Education message stressed
By Mark Brown
Students, administrators and employers agreed providing quality education was one of the key messages delivered to the government at Friday's Premier's Conference on Jobs and Prosperity.
The conference, at the Royal Host Hotel in downtown London, was the fifth in a series of seven such conferences across the province, designed to give the government advice on policies which promote job creation in the province.
"There is more to do," said Ontario Premier Mike Harris. He added the province hopes to collect advice on what the provincial government should be doing, denying the conference was part of a pre-election strategy. "It's to try and get a blueprint. It is not a campaign document."
Still, many of the delegates, including Western's President Paul Davenport, said they would like to see more of an emphasis placed on education. "I don't think that is fully recognized in the documents that had been put out in advance of this conference," Davenport said.
Davenport explained Ontario's universities hoped the conference would establish a clear vision about the importance of university teaching and research to future economic growth, prosperity and cultural growth of the province.
He added Ontario universities currently receive only two-thirds of the public funding universities south of the border receive. "We just can't have that."
David Johnson, Ontario's minister of education and training, responded to calls from the delegates for more money to education. "If the people of Ontario think there are ways that we can wisely invest more money to improve education, then I would be anxious to hear those views.
"This year there will be more money invested in education than ever before and I think more wisely too, since it is being focused in the classroom."
Harris explained the government's objective. "Our goal is this: that every student, regardless of financial circumstance or planning or lack of it, who meets the academic qualifications, will have access and the money and the ability to go to that post secondary program."

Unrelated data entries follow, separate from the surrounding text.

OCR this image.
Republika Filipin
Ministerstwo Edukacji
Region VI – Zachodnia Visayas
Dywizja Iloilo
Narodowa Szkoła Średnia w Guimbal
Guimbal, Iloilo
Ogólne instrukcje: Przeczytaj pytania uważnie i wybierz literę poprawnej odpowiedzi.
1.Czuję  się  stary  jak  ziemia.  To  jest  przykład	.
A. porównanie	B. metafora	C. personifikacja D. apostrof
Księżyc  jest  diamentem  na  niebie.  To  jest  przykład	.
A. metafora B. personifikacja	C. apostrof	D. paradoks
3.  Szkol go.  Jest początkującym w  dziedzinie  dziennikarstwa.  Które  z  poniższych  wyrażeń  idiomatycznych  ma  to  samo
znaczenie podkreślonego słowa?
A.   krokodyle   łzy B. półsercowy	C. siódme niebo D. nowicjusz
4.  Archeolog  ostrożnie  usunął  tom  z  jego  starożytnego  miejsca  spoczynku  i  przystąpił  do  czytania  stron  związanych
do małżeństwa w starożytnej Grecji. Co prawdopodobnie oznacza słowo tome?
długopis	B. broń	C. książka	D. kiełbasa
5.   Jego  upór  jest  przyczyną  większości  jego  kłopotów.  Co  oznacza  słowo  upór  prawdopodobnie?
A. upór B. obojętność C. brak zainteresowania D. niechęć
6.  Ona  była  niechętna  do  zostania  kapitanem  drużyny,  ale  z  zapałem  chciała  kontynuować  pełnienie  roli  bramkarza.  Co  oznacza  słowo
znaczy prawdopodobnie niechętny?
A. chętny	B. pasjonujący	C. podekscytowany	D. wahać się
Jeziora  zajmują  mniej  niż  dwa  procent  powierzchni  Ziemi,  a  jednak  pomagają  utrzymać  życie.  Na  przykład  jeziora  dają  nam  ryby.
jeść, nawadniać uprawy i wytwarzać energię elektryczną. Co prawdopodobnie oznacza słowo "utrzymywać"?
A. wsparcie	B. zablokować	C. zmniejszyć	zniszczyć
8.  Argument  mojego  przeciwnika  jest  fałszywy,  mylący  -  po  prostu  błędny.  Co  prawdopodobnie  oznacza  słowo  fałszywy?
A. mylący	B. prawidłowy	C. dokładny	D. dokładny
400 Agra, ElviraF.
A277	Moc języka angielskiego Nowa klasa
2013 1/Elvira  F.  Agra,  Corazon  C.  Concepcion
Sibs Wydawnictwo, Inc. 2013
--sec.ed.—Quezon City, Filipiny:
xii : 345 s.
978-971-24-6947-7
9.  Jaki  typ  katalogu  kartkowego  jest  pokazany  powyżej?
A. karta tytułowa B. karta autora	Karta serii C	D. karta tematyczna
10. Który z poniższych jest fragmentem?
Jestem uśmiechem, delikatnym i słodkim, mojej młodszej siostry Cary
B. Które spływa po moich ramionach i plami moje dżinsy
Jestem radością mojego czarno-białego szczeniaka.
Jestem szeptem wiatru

David Small, VP-finance for the University Students' Council, said he thought education was important but noted there are other problems which also need to be addressed. "I don't think that's fair to look at [education] as the only issue."
Harris said the government will do everything it can to ensure there are high paying jobs for students when they graduate.

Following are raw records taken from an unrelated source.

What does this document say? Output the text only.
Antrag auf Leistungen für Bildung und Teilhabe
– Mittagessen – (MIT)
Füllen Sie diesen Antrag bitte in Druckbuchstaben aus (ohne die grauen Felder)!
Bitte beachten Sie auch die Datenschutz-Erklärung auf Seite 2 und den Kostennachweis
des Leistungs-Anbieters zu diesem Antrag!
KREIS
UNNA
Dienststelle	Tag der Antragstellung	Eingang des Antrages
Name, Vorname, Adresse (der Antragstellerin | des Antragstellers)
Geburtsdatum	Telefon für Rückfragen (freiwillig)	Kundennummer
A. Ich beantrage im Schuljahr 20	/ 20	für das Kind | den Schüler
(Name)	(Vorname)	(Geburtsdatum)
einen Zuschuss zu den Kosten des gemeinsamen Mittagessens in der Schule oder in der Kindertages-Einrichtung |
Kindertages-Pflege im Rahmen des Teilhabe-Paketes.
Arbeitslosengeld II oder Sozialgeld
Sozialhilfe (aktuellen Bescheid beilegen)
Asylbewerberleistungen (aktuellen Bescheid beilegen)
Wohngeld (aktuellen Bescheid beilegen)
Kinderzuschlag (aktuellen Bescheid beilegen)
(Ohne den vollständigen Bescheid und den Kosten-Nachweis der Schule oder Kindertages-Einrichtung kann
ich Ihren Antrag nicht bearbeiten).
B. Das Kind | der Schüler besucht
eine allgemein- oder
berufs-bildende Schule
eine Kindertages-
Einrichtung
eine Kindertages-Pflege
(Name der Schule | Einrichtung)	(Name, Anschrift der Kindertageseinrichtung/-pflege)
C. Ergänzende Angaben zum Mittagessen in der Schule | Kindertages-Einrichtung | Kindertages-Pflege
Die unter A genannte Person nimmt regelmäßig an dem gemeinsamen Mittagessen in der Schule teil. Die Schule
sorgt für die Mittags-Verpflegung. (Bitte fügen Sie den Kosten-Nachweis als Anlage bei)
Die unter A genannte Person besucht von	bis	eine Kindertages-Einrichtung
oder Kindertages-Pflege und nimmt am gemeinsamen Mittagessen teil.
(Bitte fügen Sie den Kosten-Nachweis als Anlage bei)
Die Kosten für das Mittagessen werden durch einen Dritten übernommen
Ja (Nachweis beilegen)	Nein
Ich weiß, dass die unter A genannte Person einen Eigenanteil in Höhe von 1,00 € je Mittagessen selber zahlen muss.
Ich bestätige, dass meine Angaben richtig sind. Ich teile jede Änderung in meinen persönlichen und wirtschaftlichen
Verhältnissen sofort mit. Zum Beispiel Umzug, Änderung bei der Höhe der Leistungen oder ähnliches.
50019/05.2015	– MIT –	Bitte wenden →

"It's in our interest that we do everything to ensure that those jobs are there both so that they can pay back their student loans that's a small part we want them to be productive taxpaying members of society that are contributing to the next generation of education," Harris said.
Five high school students from Chatham, who were invited to speak at the conference, also raised the issue of the difficulties of holding down a part-time job while attending school. "A little bit of contributing to education helps young people appreciate it more," Harris responded.
"If a student has $15 or $20,000 worth of debt going into a $60,000 a year job, this is not a big problem," he said.
Comments from those invited to the conference will be collected in a report to the premier sometime in February.